I don't know if it's a good idea from a business standpoint, but I like it.


Yeah, the way it's framed can be made easier, probably. The "discount perspective" is always easier to swallow.

What I'd like for us to do, as real businesses do, is to turn the discussion into one of costs and stop pretending to our community that IE6 support comes for free.

"You live in Canada and we have to charge you more because it costs us more to send our product to you."

People understand this-- it might not occur to them at first, but I think it might be a good idea to begin showing customers how they increase their own prices. The majority of IE6 users may not even know they cause the trouble they do.


At my company we haven't found a way to charge more, especially with clients that have internal apps that will only work with IE6. What we have been doing is itemizing any hourly work spent on IE6 optimization (hacks). So, at least for clients with multiple projects in the works, it make them think twice about requesting IE6 support on their next project.


I've recently intentionally removed some of the hacks for making IE6 look sane in our apps.
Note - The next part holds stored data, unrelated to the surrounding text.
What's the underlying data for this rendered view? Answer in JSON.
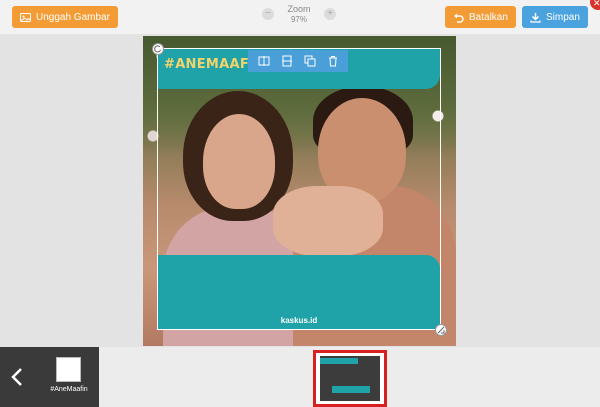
{
  "toolbar": {
    "upload_label": "Unggah Gambar",
    "cancel_label": "Batalkan",
    "save_label": "Simpan"
  },
  "zoom": {
    "label": "Zoom",
    "value": "97%"
  },
  "frame": {
    "hashtag": "#ANEMAAFIN",
    "footer": "kaskus.id"
  },
  "bottom_bar": {
    "frame_thumb_label": "#AneMaafin"
  },
  "colors": {
    "accent_orange": "#f39c35",
    "accent_blue": "#4aa3df",
    "teal": "#1fa3a8",
    "hashtag_gold": "#f3d36b",
    "selection_red": "#d72121"
  },
  "icons": {
    "upload": "image-upload-icon",
    "cancel": "undo-icon",
    "save": "download-icon",
    "tools": [
      "flip-horizontal-icon",
      "flip-vertical-icon",
      "duplicate-icon",
      "trash-icon"
    ]
  }
}
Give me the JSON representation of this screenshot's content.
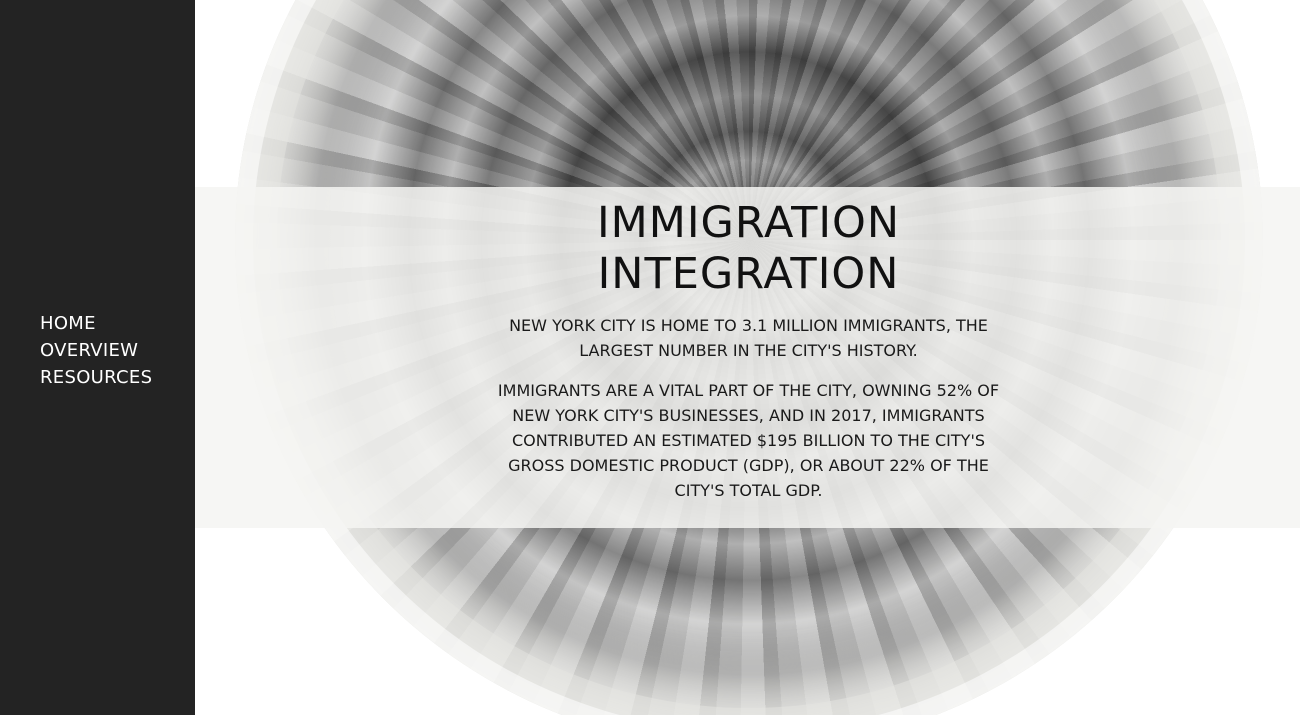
{
  "nav": {
    "items": [
      {
        "label": "HOME"
      },
      {
        "label": "OVERVIEW"
      },
      {
        "label": "RESOURCES"
      }
    ]
  },
  "hero": {
    "title_line1": "IMMIGRATION",
    "title_line2": "INTEGRATION",
    "paragraph1_line1": "NEW YORK CITY IS HOME TO 3.1 MILLION IMMIGRANTS, THE",
    "paragraph1_line2": "LARGEST NUMBER IN THE CITY'S HISTORY.",
    "paragraph2_line1": "IMMIGRANTS ARE A VITAL PART OF THE CITY, OWNING 52% OF",
    "paragraph2_line2": "NEW YORK CITY'S BUSINESSES, AND IN 2017, IMMIGRANTS",
    "paragraph2_line3": "CONTRIBUTED AN ESTIMATED $195 BILLION TO THE CITY'S",
    "paragraph2_line4": "GROSS DOMESTIC PRODUCT (GDP), OR ABOUT 22% OF THE",
    "paragraph2_line5": "CITY'S TOTAL GDP."
  },
  "colors": {
    "sidebar_bg": "#232323",
    "nav_text": "#ffffff",
    "band_bg": "#f5f4f2",
    "title_text": "#111111"
  }
}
PNG transparency is the most obvious...so in IE6, our products have grey boxes around all the images. It still all works--nothing is impossible to do in IE6. It just looks stupid. This, of course, is the easiest thing to fix in IE6, so I'm still spending an inordinate amount of time making sure everything still works in IE6. But, it's my passive aggressive way to make it clear that IE6 is not an appropriate browser for modern applications.

I don't know that this does anything positive for the world, but it gives me a small piece of satisfaction. (Of course, IE6 is less than 5% of our users, so it's not really a revolutionary act.)


Definitely charge people extra for making intranet sites IE 6 compatible because they have control over that and they should upgrade. Otherwise you can consider a small surcharge for IE6 on internet sites but it's kind of unfair to punish your clients for the browsers their customers use because they can't really do much about it. On your own site more ads are okay along with copious upgrade links and links to Firefox/Opera.

Funny story: I've been working on a project for the past 2 weeks and I basically finished it in Safari and I was getting ready to do a long day or two of debugging for IE6 when I opened it up in IE6 and lo and behold it was (nearly) perfect! I was so happy, tears nearly ran down my face.


Make sure one of the ads is for Firefox... :-)


This made me smile. I'm sure everyone who has built even a simple page has had the urge to break something after seeing their perfectly designed page in Firefox explode in IE6.

That said, you'll want to test on a small segment of your IE6 users before full implementation if possible. IE6 users are actually more qualified buyers a lot of the time depending on your industry. As a gross overgeneralization, IE6 users tend to pirate less, are less likely to be aware of competitors to your services, and might be more likely to be business customers at work depending on who you to sell to.


I wonder if IE6 users are more prone to click on ads anyway. Overall, this is an interesting idea. If you implement it, follow up in a couple months with what the effects are. My company has thousands of pageviews a day, with about 25% being IE6. I would love to push this idea internally because A) it makes the marketing dept happier if we make more money and B) it makes me and the other front-end engineer happy.